Este es uno de los mitos propios de la cultura
muisca, a quienes se les conoce como chibchas. Este es un pueblo de origen
centroamericano, que llegó a Colombia a habitar el sur del departamento de
Santander y el altiplano cundiboyacense.
Los muiscas creían en Bachué, la consideraban su
madre. Su historia dice que era una mujer muy bella, morena, estilizada, de
senos cobrizos, firmes y redondos, que terminaban en puntas más oscuras. Y la
describen así pues dicen que, una madrugada, la vieron salir de la Laguna de
Iguaque, cubierta por una larga túnica de pelo negro, con un niño desnudo
entre sus brazos.
Bachué se ganó el afecto y la confianza de los
Chibchas y se instaló entre ellos. Les enseñó las normas que debían seguir
para conservar el orden en la comunidad y para mantener la paz con sus
vecinos.
Con el paso del tiempo, el pequeño niño creció
pero ella no envejecía. La misión de Bachué era poblar la tierra y, por eso,
comenzó a ser fecundada por él. Sus partos siempre fueron múltiples. En el
primero tuvo mellizos, en el siguiente trillizos, en el tercero fueron cuatro
sus hijos y así continuó hasta que se consideró que su tarea se había
cumplido.
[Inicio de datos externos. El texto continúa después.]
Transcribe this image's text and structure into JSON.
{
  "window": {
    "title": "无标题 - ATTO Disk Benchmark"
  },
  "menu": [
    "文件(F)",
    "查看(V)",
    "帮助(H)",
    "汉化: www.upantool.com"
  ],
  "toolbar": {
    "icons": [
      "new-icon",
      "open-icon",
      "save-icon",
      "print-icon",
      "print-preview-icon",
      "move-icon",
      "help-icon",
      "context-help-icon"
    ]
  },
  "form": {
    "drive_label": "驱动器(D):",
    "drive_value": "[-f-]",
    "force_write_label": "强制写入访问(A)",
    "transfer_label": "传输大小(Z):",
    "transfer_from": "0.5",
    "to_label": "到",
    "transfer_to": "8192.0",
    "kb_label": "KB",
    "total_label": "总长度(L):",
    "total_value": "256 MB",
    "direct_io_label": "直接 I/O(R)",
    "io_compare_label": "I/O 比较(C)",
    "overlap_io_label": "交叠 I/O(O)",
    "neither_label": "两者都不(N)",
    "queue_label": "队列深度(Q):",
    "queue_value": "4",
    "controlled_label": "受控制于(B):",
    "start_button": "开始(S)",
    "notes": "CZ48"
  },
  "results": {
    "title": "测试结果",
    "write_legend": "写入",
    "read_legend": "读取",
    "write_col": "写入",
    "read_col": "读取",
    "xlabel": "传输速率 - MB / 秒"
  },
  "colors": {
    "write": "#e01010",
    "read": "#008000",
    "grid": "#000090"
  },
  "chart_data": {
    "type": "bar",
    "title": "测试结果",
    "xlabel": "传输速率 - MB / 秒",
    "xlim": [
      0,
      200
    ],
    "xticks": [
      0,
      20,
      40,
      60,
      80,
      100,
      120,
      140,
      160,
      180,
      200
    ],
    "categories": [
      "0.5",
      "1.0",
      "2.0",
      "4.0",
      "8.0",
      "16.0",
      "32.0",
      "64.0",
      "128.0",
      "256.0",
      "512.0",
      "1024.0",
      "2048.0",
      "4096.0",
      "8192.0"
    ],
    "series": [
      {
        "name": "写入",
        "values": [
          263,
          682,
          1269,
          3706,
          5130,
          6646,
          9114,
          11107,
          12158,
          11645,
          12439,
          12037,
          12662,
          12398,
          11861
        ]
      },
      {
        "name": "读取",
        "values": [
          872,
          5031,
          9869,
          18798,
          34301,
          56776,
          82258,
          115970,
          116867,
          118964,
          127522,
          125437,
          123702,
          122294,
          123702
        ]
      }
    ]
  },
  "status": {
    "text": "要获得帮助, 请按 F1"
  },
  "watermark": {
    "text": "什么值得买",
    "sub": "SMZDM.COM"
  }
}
En poco tiempo, dejó enseñanzas y criaturas por todas partes.
De repente, su rostro se llenó de arrugas, su
cuello y su cuerpo ya no eran lozanos, sus piernas se aflojaron, sus senos se
escurrieron y en su mirada se notaba un gran cansancio. Satisfechos con su
labor y con el progreso de sus hijos, ella y el ser con el que había llegado
a la tierra, regresaron a la laguna sin decirle nada a nadie. Una vez allí,
se lanzaron a las aguas. El lago los devoró con un gran bostezo;
inmediatamente, ella se convirtió en serpiente y, por esta razón, para los
chibchas este animal simboliza la inteligencia.
En las noches de luna, los nativos acudían a la
laguna a llevarle ofrendas y podían observar a la culebra asomar sus
brillantes ojos sobre la superficie del agua, para ver las hermosas copas
doradas, los utensilios y adornos de oro, que recibía de buen corazón.
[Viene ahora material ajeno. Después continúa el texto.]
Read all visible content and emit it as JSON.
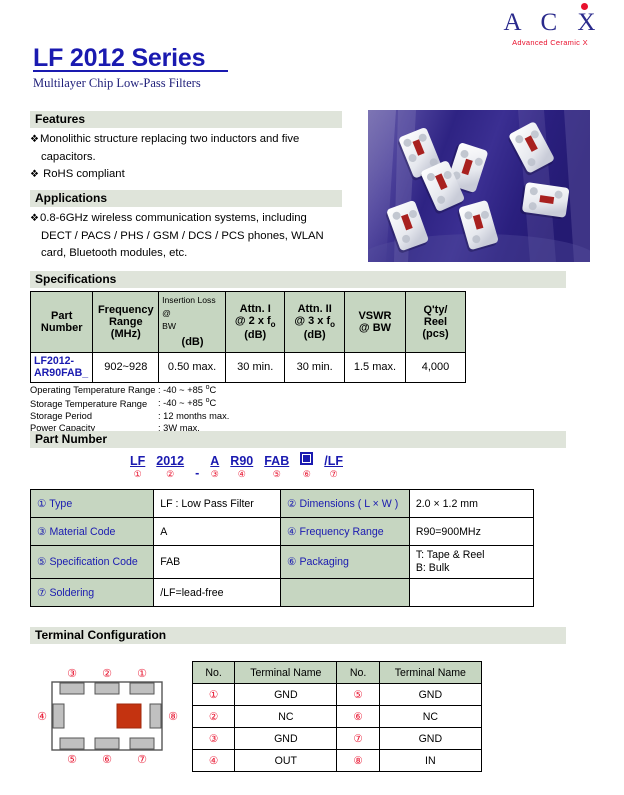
{
  "logo": {
    "letters": "A C X",
    "tagline": "Advanced Ceramic X",
    "dot_color": "#e8112d",
    "letter_color": "#2a2a8c"
  },
  "header": {
    "title": "LF 2012 Series",
    "subtitle": "Multilayer Chip Low-Pass Filters",
    "title_color": "#1a1ab0"
  },
  "features": {
    "heading": "Features",
    "items": [
      {
        "line1": "Monolithic structure replacing two inductors and five",
        "line2": "capacitors."
      },
      {
        "line1": " RoHS compliant",
        "line2": ""
      }
    ]
  },
  "applications": {
    "heading": "Applications",
    "items": [
      {
        "line1": "0.8-6GHz wireless communication systems, including",
        "line2": "DECT / PACS / PHS / GSM / DCS / PCS phones, WLAN",
        "line3": "card, Bluetooth modules, etc."
      }
    ]
  },
  "specifications": {
    "heading": "Specifications",
    "columns": [
      "Part Number",
      "Frequency Range (MHz)",
      "Insertion Loss @ BW (dB)",
      "Attn. I @ 2 x fo (dB)",
      "Attn. II @ 3 x fo (dB)",
      "VSWR @ BW",
      "Q'ty/ Reel (pcs)"
    ],
    "col_freq_l1": "Frequency",
    "col_freq_l2": "Range",
    "col_freq_l3": "(MHz)",
    "col_il_l1": "Insertion Loss @",
    "col_il_l2": "BW",
    "col_il_l3": "(dB)",
    "col_attn1_l1": "Attn. I",
    "col_attn1_l2": "@ 2 x f",
    "col_attn1_sub": "o",
    "col_attn1_l3": "(dB)",
    "col_attn2_l1": "Attn. II",
    "col_attn2_l2": "@ 3 x f",
    "col_attn2_sub": "o",
    "col_attn2_l3": "(dB)",
    "col_vswr_l1": "VSWR",
    "col_vswr_l2": "@ BW",
    "col_qty_l1": "Q'ty/",
    "col_qty_l2": "Reel",
    "col_qty_l3": "(pcs)",
    "col_partnumber": "Part Number",
    "rows": [
      {
        "part_number_l1": "LF2012-",
        "part_number_l2": "AR90FAB_",
        "frequency_range": "902~928",
        "insertion_loss": "0.50 max.",
        "attn_1": "30 min.",
        "attn_2": "30 min.",
        "vswr": "1.5 max.",
        "qty_reel": "4,000"
      }
    ]
  },
  "conditions": [
    {
      "label": "Operating Temperature Range",
      "value": ": -40 ~ +85 ",
      "unit": "o",
      "unit2": "C"
    },
    {
      "label": "Storage Temperature Range",
      "value": ": -40 ~ +85 ",
      "unit": "o",
      "unit2": "C"
    },
    {
      "label": "Storage Period",
      "value": ": 12 months max.",
      "unit": "",
      "unit2": ""
    },
    {
      "label": "Power Capacity",
      "value": ": 3W max.",
      "unit": "",
      "unit2": ""
    }
  ],
  "part_number": {
    "heading": "Part Number",
    "segments": [
      {
        "token": "LF",
        "circle": "①"
      },
      {
        "token": "2012",
        "circle": "②"
      },
      {
        "token": "-",
        "circle": ""
      },
      {
        "token": "A",
        "circle": "③"
      },
      {
        "token": "R90",
        "circle": "④"
      },
      {
        "token": "FAB",
        "circle": "⑤"
      },
      {
        "token": "■",
        "circle": "⑥"
      },
      {
        "token": "/LF",
        "circle": "⑦"
      }
    ],
    "definitions": [
      {
        "key1": "① Type",
        "val1": "LF : Low Pass Filter",
        "key2": "② Dimensions ( L × W )",
        "val2": "2.0 × 1.2 mm"
      },
      {
        "key1": "③ Material Code",
        "val1": "A",
        "key2": "④ Frequency Range",
        "val2": "R90=900MHz"
      },
      {
        "key1": "⑤ Specification Code",
        "val1": "FAB",
        "key2": "⑥ Packaging",
        "val2": "T: Tape & Reel\nB: Bulk"
      },
      {
        "key1": "⑦ Soldering",
        "val1": "/LF=lead-free",
        "key2": "",
        "val2": ""
      }
    ]
  },
  "terminal_configuration": {
    "heading": "Terminal Configuration",
    "diagram_labels": [
      "①",
      "②",
      "③",
      "④",
      "⑤",
      "⑥",
      "⑦",
      "⑧"
    ],
    "columns": [
      "No.",
      "Terminal Name",
      "No.",
      "Terminal Name"
    ],
    "rows": [
      {
        "no1": "①",
        "name1": "GND",
        "no2": "⑤",
        "name2": "GND"
      },
      {
        "no1": "②",
        "name1": "NC",
        "no2": "⑥",
        "name2": "NC"
      },
      {
        "no1": "③",
        "name1": "GND",
        "no2": "⑦",
        "name2": "GND"
      },
      {
        "no1": "④",
        "name1": "OUT",
        "no2": "⑧",
        "name2": "IN"
      }
    ]
  },
  "colors": {
    "section_bar": "#dfe4da",
    "table_header": "#c6d6c1",
    "accent_red": "#e8112d",
    "accent_blue": "#1a1ab0"
  }
}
«Nacimiento de la Luna y el Sol»
Este es
uno de los muchos mitos de la cultura arhuaca, un pueblo indígena localizado
en la Sierra Nevada de Santa Marta.
La
historia indica que en medio de la oscuridad, nacieron dos niños de una
hermosa indígena arhuaca, desprendiendo luz por todo su cuerpo. La mujer, con
temor de que se los quisieran robar, decidió esconderlos en una cueva. Pero
su gran resplandor se filtró por entre las hendijas de la puerta y logró ser
visto por todos. Curiosos, los nativos se dirigieron a la cueva con el fin de
conocer lo que había en su interior.
Con
tambores, caracoles y flautas, llegaron hasta allí y comenzaron a tocar
hermosas piezas musicales que fueron escuchadas por los pequeños. El varón,
que se llamaba Yuí, quiso salir para poder escuchar mejor la hermosa melodía
que venía de afuera.
colombiaaprende
Al
verlo, los indígenas intentaron atraparlo. Asustado, Yuí comenzó a volar y
llegó hasta lo alto del cielo, convirtiéndose en el sol. Se dice que quienes
lo siguieron con la mirada, quedaron paralizados y se convirtieron en piedra.
A pesar
de lo sucedido, quienes aún permanecían en la entrada de la cueva, notaron
que la luminosidad en su interior continuaba. Entonces, decidieron volver a
tocar sus instrumentos de una manera aún más hermosa, logrando así que Tima,
la hembra, saliera a escuchar su música.
Una vez
afuera, los indígenas le arrojaron cenizas a su rostro, la cual cegó sus
ojos. Intentaron capturarla pero no lo lograron, pues ella también emprendió
el vuelo hacia el cielo, situándose muy cerca de Yuí.
vidasanaecuador
Como su
cara había quedado cubierta de ceniza, Tima no volvió a tener el mismo
resplandor que su hermano; fue así como se convirtió en la luna y sale cada
noche para vigilar los verdes prados de quienes una vez quisieron poseerla.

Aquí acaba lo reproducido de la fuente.